Personal information
- Born: 1993 (age 32–33) Poland
- Listed height: 5 ft 10 in (1.78 m)
- Listed weight: 191 lb (87 kg)

Career information
- High school: Calhoun High School
- College: Alabama (2012–2016);

Awards and highlights
- CFP national champion (2015); Second-team All-SEC (2015);
- Stats at ESPN

= Adam Griffith (American football) =

Polish-born American football player (born 1993)

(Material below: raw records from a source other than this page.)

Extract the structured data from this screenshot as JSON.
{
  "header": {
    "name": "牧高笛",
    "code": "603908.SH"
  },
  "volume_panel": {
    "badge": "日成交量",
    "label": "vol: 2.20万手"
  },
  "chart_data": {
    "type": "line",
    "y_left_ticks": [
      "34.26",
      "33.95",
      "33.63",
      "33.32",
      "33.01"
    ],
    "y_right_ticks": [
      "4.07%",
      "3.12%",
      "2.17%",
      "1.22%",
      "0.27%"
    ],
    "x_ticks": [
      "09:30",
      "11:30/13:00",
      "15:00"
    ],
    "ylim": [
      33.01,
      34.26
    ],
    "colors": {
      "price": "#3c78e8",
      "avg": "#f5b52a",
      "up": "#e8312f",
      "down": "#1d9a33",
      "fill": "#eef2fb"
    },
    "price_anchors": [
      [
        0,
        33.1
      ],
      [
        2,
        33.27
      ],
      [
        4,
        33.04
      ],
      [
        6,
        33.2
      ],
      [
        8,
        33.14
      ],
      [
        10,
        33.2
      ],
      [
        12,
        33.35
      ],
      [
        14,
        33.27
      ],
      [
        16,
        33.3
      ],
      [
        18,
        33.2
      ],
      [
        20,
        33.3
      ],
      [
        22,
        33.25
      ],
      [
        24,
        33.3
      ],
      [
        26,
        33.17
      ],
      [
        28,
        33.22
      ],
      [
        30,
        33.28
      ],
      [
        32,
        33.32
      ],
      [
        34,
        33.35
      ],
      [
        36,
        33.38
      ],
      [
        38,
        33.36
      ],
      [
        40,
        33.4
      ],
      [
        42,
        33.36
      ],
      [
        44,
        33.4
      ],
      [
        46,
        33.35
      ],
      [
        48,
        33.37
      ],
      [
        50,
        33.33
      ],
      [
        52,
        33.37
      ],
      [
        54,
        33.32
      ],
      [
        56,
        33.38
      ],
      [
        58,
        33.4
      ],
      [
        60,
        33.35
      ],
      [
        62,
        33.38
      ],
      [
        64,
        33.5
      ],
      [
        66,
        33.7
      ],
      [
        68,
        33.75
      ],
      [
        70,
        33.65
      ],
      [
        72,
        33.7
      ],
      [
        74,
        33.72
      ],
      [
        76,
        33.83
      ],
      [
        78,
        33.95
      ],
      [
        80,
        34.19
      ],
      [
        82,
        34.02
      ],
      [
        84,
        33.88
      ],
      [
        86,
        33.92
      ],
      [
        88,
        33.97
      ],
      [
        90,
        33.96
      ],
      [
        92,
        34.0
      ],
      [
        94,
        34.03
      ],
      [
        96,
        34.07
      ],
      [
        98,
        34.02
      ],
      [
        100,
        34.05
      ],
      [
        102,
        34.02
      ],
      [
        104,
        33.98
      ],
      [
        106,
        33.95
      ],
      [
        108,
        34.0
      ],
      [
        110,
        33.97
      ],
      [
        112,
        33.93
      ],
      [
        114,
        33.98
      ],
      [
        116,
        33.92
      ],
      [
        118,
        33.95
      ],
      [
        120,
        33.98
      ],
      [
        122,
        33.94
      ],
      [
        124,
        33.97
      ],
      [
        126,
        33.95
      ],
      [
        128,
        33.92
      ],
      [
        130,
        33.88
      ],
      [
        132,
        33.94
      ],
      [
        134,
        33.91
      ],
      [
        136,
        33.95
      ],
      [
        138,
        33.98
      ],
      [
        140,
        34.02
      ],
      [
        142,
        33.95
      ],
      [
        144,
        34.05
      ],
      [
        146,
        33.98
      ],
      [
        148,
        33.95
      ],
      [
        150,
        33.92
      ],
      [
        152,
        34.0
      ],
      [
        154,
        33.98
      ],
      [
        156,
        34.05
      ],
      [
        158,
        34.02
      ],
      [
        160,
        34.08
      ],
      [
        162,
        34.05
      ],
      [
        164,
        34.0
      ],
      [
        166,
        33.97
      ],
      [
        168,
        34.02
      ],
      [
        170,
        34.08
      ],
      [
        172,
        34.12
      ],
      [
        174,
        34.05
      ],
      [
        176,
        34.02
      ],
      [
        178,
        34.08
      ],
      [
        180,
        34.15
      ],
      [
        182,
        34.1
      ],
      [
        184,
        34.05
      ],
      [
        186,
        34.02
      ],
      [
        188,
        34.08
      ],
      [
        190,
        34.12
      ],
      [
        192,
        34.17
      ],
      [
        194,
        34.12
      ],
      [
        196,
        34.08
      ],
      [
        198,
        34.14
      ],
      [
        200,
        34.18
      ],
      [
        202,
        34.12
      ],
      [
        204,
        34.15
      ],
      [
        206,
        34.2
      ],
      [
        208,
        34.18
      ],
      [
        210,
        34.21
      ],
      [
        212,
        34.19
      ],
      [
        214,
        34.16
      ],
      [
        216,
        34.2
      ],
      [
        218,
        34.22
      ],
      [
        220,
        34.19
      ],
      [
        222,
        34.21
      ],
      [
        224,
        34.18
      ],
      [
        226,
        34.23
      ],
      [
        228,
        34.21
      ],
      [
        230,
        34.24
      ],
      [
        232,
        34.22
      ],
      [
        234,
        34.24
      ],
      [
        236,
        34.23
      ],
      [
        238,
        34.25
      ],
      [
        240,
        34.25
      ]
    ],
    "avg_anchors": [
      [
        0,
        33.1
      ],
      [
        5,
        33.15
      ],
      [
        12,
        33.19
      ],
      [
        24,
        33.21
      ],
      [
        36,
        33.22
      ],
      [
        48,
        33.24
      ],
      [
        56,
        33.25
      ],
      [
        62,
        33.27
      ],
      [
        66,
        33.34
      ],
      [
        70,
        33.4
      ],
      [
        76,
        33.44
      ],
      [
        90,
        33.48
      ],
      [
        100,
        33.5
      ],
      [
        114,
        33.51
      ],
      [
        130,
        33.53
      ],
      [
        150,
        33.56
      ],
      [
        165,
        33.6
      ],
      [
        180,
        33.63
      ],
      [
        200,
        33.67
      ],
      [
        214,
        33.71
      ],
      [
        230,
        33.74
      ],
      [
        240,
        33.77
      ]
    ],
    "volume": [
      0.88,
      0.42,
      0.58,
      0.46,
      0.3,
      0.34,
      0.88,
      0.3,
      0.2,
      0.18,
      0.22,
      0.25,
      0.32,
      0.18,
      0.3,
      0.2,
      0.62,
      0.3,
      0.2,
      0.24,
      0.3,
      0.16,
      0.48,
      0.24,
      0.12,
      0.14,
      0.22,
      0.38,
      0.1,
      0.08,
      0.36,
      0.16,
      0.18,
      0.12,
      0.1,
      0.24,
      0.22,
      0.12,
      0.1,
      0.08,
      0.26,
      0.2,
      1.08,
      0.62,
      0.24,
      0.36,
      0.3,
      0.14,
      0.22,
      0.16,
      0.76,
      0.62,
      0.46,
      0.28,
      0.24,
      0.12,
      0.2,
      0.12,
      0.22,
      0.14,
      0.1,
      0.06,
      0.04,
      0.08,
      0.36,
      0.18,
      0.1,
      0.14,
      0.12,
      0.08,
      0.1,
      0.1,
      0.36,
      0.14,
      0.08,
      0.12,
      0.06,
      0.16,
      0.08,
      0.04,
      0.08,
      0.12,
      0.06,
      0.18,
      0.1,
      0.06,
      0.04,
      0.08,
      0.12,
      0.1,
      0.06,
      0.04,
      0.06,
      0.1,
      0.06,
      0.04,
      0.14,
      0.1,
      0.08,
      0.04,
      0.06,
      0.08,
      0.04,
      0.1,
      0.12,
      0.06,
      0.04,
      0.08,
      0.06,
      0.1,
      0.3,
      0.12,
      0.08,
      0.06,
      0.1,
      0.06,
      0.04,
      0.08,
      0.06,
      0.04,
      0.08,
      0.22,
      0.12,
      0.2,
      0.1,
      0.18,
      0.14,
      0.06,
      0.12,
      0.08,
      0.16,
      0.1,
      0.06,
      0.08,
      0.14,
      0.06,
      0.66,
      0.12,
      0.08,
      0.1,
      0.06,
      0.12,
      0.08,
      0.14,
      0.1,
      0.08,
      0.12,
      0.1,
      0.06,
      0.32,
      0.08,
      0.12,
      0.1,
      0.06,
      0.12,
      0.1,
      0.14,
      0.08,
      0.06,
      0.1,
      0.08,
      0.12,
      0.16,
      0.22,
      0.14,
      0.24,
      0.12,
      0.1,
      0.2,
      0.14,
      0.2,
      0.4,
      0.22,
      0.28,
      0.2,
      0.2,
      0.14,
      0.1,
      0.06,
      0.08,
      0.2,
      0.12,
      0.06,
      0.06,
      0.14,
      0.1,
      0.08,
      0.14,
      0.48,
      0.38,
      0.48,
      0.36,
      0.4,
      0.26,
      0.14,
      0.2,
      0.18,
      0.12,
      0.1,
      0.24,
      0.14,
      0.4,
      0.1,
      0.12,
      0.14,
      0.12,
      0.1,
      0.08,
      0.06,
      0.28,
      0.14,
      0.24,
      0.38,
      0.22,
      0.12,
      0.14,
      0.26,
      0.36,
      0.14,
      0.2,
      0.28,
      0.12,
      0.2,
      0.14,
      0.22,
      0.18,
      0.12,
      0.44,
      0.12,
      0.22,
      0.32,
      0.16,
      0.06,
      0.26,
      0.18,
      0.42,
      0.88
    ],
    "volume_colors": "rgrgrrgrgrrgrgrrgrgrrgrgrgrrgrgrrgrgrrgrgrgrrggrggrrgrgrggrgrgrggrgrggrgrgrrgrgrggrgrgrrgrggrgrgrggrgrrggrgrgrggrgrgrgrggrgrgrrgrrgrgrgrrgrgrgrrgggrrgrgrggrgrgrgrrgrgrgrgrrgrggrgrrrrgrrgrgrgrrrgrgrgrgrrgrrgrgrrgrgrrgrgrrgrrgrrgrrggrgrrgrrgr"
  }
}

Adam Griffith (born Andrzej Dębowski, 1993) is a former American football placekicker for the University of Alabama Crimson Tide. He played college football at Alabama, helping his team earn two National Championships and four SEC Championships. He was inducted into the Calhoun High School hall of fame.

==College career==
At Alabama, he was the all-time leader for extra point kicks with 186. He is fifth all-time with 57 field goals.

===2013 season===
On November 30, 2013, Griffith's kick to win the Iron Bowl came up short from 57 yards out, allowing Auburn returner Chris Davis to bring the kick back 109 yards for the game winning touchdown, later becoming known as the Kick Six.

===2014 season===
On November 8, 2014, Griffith hit a game-tying field goal against LSU on the last play of the 4th quarter. Alabama won in overtime 20–13.

===2015 season===
On November 7, 2015, Griffith made a career-long 55-yard field goal against LSU. On November 28, 2015, Griffith made five field goals against Auburn in a 29–13 win. On January 11, 2016, Griffith perfectly placed an onside kick in the National Championship game against Clemson helping the Crimson Tide achieve a 45–40 victory.

==Personal life==
Griffith was born Andrzej Dębowski and he grew up in an orphanage in Poland. When he was 13 he was adopted and moved to Georgia. He was adopted by two teachers, Tom and Michelle Griffith. He was one of seven children in the Dębowski family. The substance abuse issues of his parents forced the Polish courts to take all of the children away.